Las ataduras se las quitaron a la compañera sentimental del protegido, dos menores de edad y otros dos funcionarios de la Unidad Nacional de Protección, quienes advirtieron a sus superiores de la emergencia: los otros dos quedaron en poder de los ilegales, por lo que se inició un operativo para rescatarlos.

“Grupo armado secuestra a dos personas en el departamento del Meta. Se trata de un beneficiario y una escolta que hacen parte de un esquema de protección de la subdirección especializada de la UNP. El hecho ocurrió entre Granada y San Juan de Arama”, reportó la tarde de este 23 de noviembre en sus redes sociales.
Las autoridades locales fueron informadas sobre el incidente. De inmediato, se desplegó un plan para dar con el paradero de las víctimas, con el propósito de recuperarlas sanas y salvas. A las tareas vincularon a los ministerios de Defensa e Interior, también a la oficina del alto comisionado para la paz, Danilo Rueda.
Tras varias horas de detención ilegal en el Meta, la Unidad Nacional de Protección informó en la noche de este miércoles 23 de noviembre sobre la liberación de las dos personas. Los mismos delincuentes que las secuestraron las llevaron al punto donde ocurrió la emergencia, en la vía entre Granada y Juan de Arama.

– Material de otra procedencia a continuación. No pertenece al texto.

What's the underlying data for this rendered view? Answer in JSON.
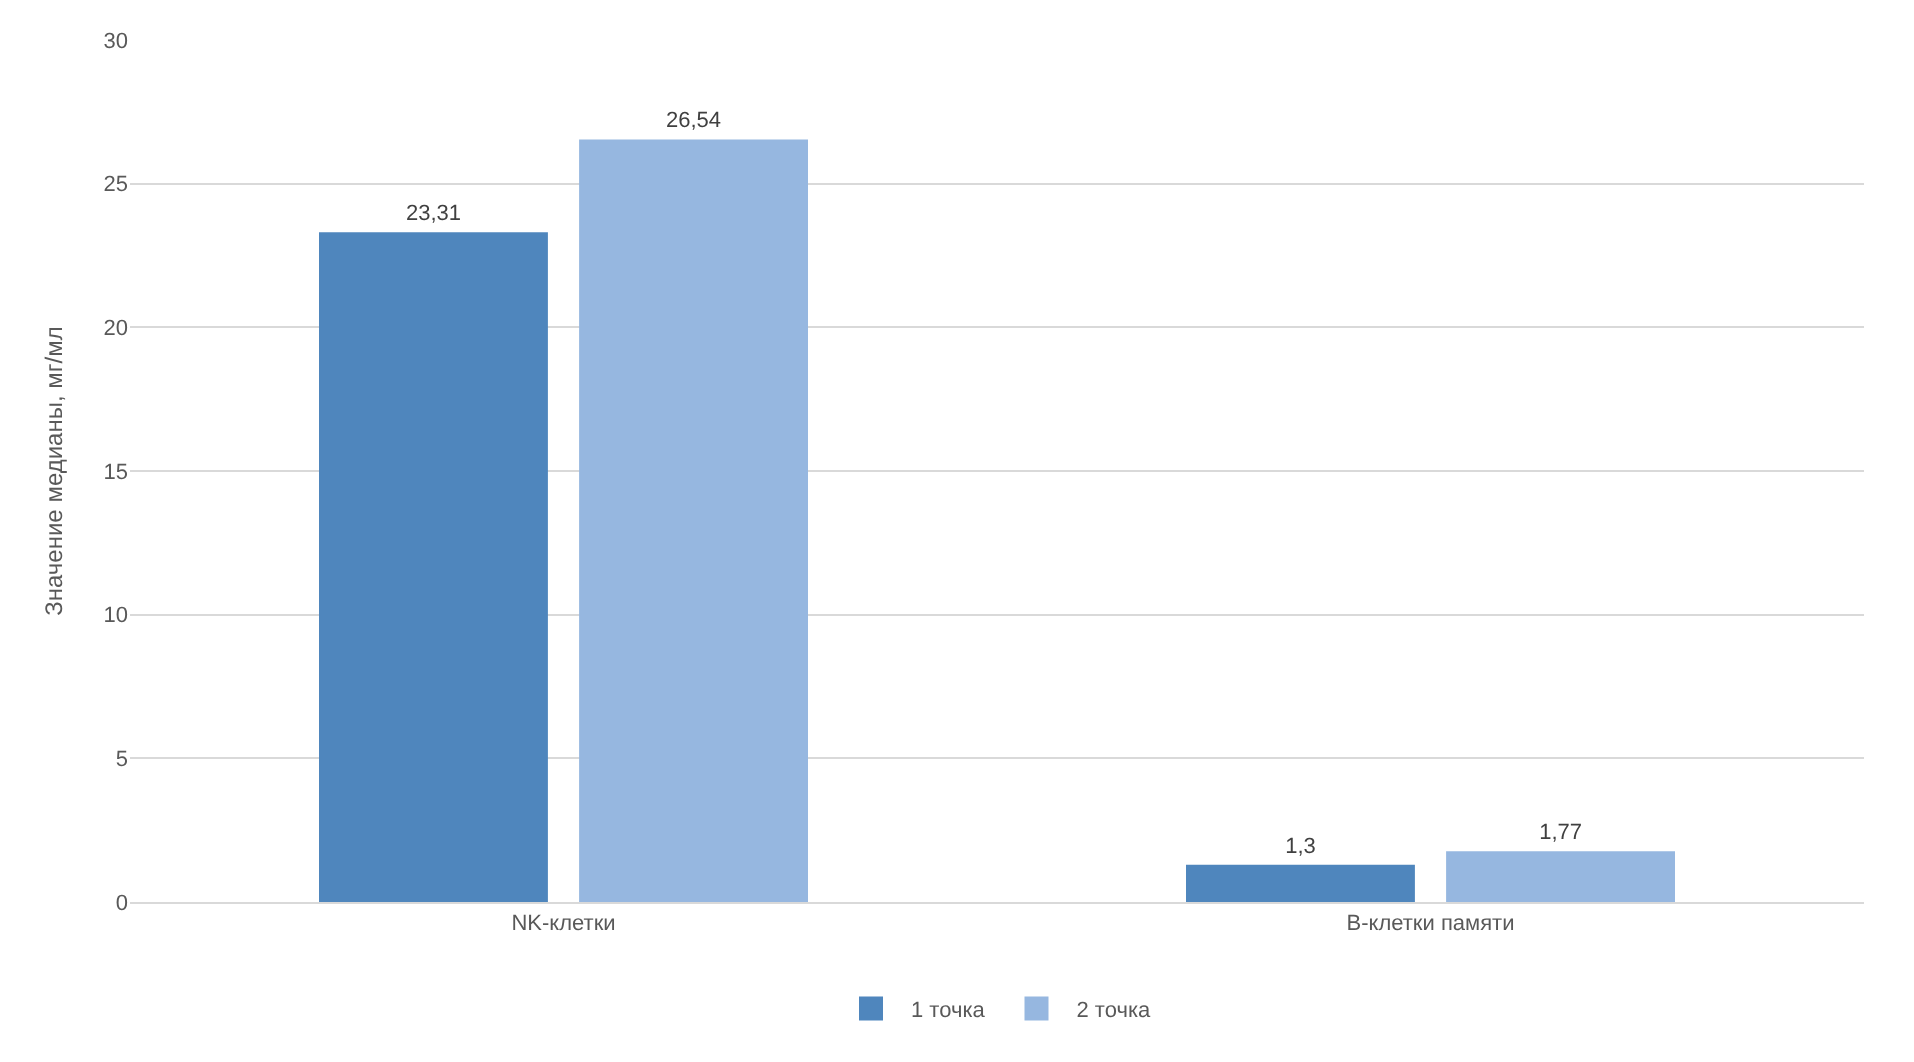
{
  "chart_data": {
    "type": "bar",
    "ylabel": "Значение медианы, мг/мл",
    "categories": [
      "NK-клетки",
      "B-клетки памяти"
    ],
    "series": [
      {
        "name": "1 точка",
        "color": "#4f86bd",
        "values": [
          23.31,
          1.3
        ],
        "value_labels": [
          "23,31",
          "1,3"
        ]
      },
      {
        "name": "2 точка",
        "color": "#96b7e0",
        "values": [
          26.54,
          1.77
        ],
        "value_labels": [
          "26,54",
          "1,77"
        ]
      }
    ],
    "ylim": [
      0,
      30
    ],
    "yticks": [
      0,
      5,
      10,
      15,
      20,
      25,
      30
    ],
    "grid": "y",
    "legend": "bottom"
  }
}
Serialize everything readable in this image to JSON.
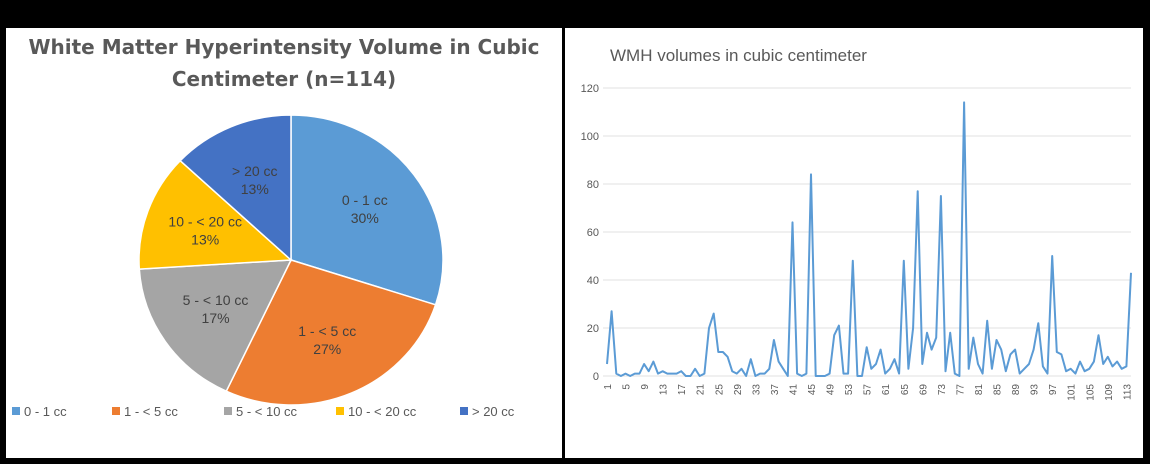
{
  "chart_data": [
    {
      "type": "pie",
      "title_line1": "White Matter Hyperintensity Volume in Cubic",
      "title_line2": "Centimeter (n=114)",
      "legend_position": "bottom",
      "slices": [
        {
          "label": "0 - 1 cc",
          "value": 30,
          "percent_label": "30%",
          "color": "#5b9bd5"
        },
        {
          "label": "1 - < 5 cc",
          "value": 27,
          "percent_label": "27%",
          "color": "#ed7d31"
        },
        {
          "label": "5 - < 10 cc",
          "value": 17,
          "percent_label": "17%",
          "color": "#a5a5a5"
        },
        {
          "label": "10 - < 20 cc",
          "value": 13,
          "percent_label": "13%",
          "color": "#ffc000"
        },
        {
          "label": "> 20 cc",
          "value": 13,
          "percent_label": "13%",
          "color": "#4472c4"
        }
      ]
    },
    {
      "type": "line",
      "title": "WMH volumes in cubic centimeter",
      "series_color": "#5b9bd5",
      "ylim": [
        0,
        120
      ],
      "yticks": [
        0,
        20,
        40,
        60,
        80,
        100,
        120
      ],
      "xticks": [
        1,
        5,
        9,
        13,
        17,
        21,
        25,
        29,
        33,
        37,
        41,
        45,
        49,
        53,
        57,
        61,
        65,
        69,
        73,
        77,
        81,
        85,
        89,
        93,
        97,
        101,
        105,
        109,
        113
      ],
      "grid": true,
      "x": [
        1,
        2,
        3,
        4,
        5,
        6,
        7,
        8,
        9,
        10,
        11,
        12,
        13,
        14,
        15,
        16,
        17,
        18,
        19,
        20,
        21,
        22,
        23,
        24,
        25,
        26,
        27,
        28,
        29,
        30,
        31,
        32,
        33,
        34,
        35,
        36,
        37,
        38,
        39,
        40,
        41,
        42,
        43,
        44,
        45,
        46,
        47,
        48,
        49,
        50,
        51,
        52,
        53,
        54,
        55,
        56,
        57,
        58,
        59,
        60,
        61,
        62,
        63,
        64,
        65,
        66,
        67,
        68,
        69,
        70,
        71,
        72,
        73,
        74,
        75,
        76,
        77,
        78,
        79,
        80,
        81,
        82,
        83,
        84,
        85,
        86,
        87,
        88,
        89,
        90,
        91,
        92,
        93,
        94,
        95,
        96,
        97,
        98,
        99,
        100,
        101,
        102,
        103,
        104,
        105,
        106,
        107,
        108,
        109,
        110,
        111,
        112,
        113,
        114
      ],
      "y": [
        5,
        27,
        1,
        0,
        1,
        0,
        1,
        1,
        5,
        2,
        6,
        1,
        2,
        1,
        1,
        1,
        2,
        0,
        0,
        3,
        0,
        1,
        20,
        26,
        10,
        10,
        8,
        2,
        1,
        3,
        0,
        7,
        0,
        1,
        1,
        3,
        15,
        6,
        3,
        0,
        64,
        1,
        0,
        1,
        84,
        0,
        0,
        0,
        1,
        17,
        21,
        1,
        1,
        48,
        0,
        0,
        12,
        3,
        5,
        11,
        1,
        3,
        7,
        1,
        48,
        3,
        20,
        77,
        5,
        18,
        11,
        16,
        75,
        2,
        18,
        1,
        0,
        114,
        3,
        16,
        5,
        1,
        23,
        3,
        15,
        11,
        2,
        9,
        11,
        1,
        3,
        5,
        11,
        22,
        4,
        1,
        50,
        10,
        9,
        2,
        3,
        1,
        6,
        2,
        3,
        6,
        17,
        5,
        8,
        4,
        6,
        3,
        4,
        43
      ]
    }
  ]
}
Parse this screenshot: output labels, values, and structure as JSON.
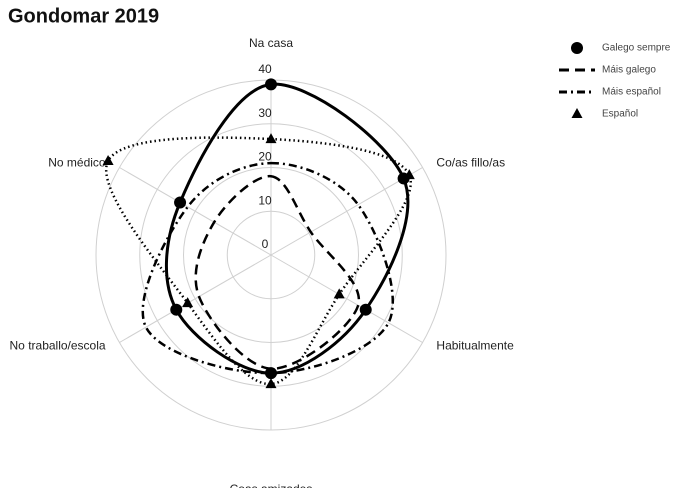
{
  "chart_data": {
    "type": "radar",
    "title": "Gondomar 2019",
    "categories": [
      "Na casa",
      "Co/as fillo/as",
      "Habitualmente",
      "Coas amizades",
      "No traballo/escola",
      "No médico"
    ],
    "ylim": [
      0,
      40
    ],
    "yticks": [
      0,
      10,
      20,
      30,
      40
    ],
    "grid": true,
    "legend": "top-right",
    "series": [
      {
        "name": "Galego sempre",
        "color": "#000000",
        "dash": "solid",
        "marker": "circle",
        "values": [
          39,
          35,
          25,
          27,
          25,
          24
        ]
      },
      {
        "name": "Máis galego",
        "color": "#000000",
        "dash": "dash",
        "marker": "none",
        "values": [
          18,
          10.5,
          23,
          26,
          19,
          15
        ]
      },
      {
        "name": "Máis español",
        "color": "#000000",
        "dash": "dashdot",
        "marker": "none",
        "values": [
          21,
          23,
          31,
          27,
          33,
          22
        ]
      },
      {
        "name": "Español",
        "color": "#000000",
        "dash": "dot",
        "marker": "triangle",
        "values": [
          26.5,
          36.5,
          18,
          29.5,
          22,
          43
        ]
      }
    ]
  }
}
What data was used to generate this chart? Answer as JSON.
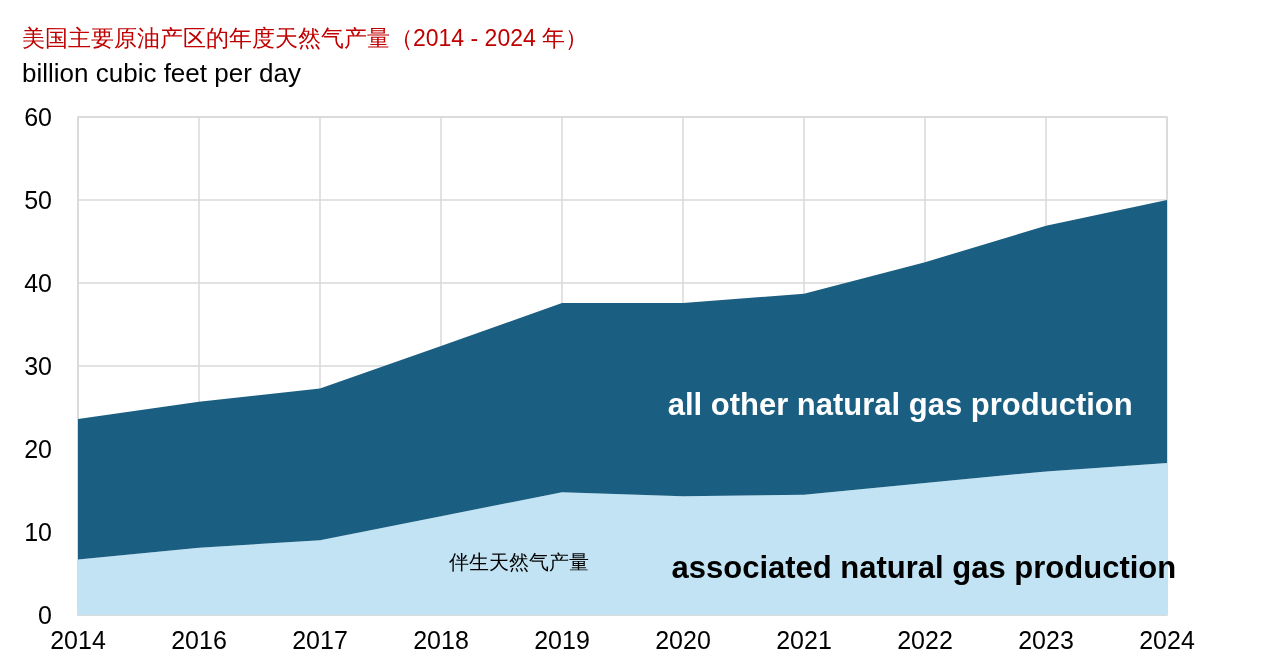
{
  "chart_data": {
    "type": "area",
    "stacked": true,
    "title": "美国主要原油产区的年度天然气产量（2014 - 2024 年）",
    "ylabel": "billion cubic feet per day",
    "categories": [
      "2014",
      "2016",
      "2017",
      "2018",
      "2019",
      "2020",
      "2021",
      "2022",
      "2023",
      "2024"
    ],
    "series": [
      {
        "name": "associated natural gas production",
        "color": "#c2e3f3",
        "values": [
          6.7,
          8.1,
          9.0,
          11.9,
          14.8,
          14.3,
          14.5,
          15.9,
          17.3,
          18.3
        ]
      },
      {
        "name": "all other natural gas production",
        "color": "#1a5f82",
        "values": [
          16.9,
          17.6,
          18.3,
          20.5,
          22.8,
          23.3,
          24.2,
          26.6,
          29.6,
          31.7
        ]
      }
    ],
    "ylim": [
      0,
      60
    ],
    "yticks": [
      0,
      10,
      20,
      30,
      40,
      50,
      60
    ],
    "grid": true,
    "annotations": [
      "伴生天然气产量"
    ]
  }
}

Se confirmó que están en óptimas condiciones de salud y sin traumatismos que enciendan las alarmas de las autoridades. Sin embargo, la entidad detalló que los integrantes de la organización ilegal alcanzaron a sustraer las armas, municiones y demás pertenencias que portaban los tres funcionarios que prestaban el servicio.
Con base en el Sistema de Información Estadístico, Delincuencial, Contravencional y Operativo de la Policía Nacional, entre el 1 de enero y el 31 de octubre de 2022, en el departamento del Meta se denunciaron 7 secuestros. En su mayoría, los casos reportados están asociados a temas extorsivos: a la liberación le fijan un precio.

Un escenario similar se vivió en el departamento de Antioquia. Dos militares fueron secuestros por supuestos integrantes de las disidencias de las Farc en la zona rural del municipio de Briceño. Al parecer, en medio de un operativo los ilegales tomaron la decisión de arrebatarles las municiones y arrinconarlos en un sector.
La liberación de las víctimas estaba condicionada a que las unidades del Ejército Nacional retornaran el material de guerra que les fue incautado a los brazos armados de la guerrilla que delinquen ampliamente en esta zona de la región. Sin embargo, una comisión de derechos humanos logró quitarles las ataduras.
Pero la Cuarta Brigada, la unidad en la que están adscritos los soldados, denunció que les arrebataron sus pertenencias. Es decir, los delincuentes se quedaron con las armas de dotación que los acompañaban en el momento del operativo.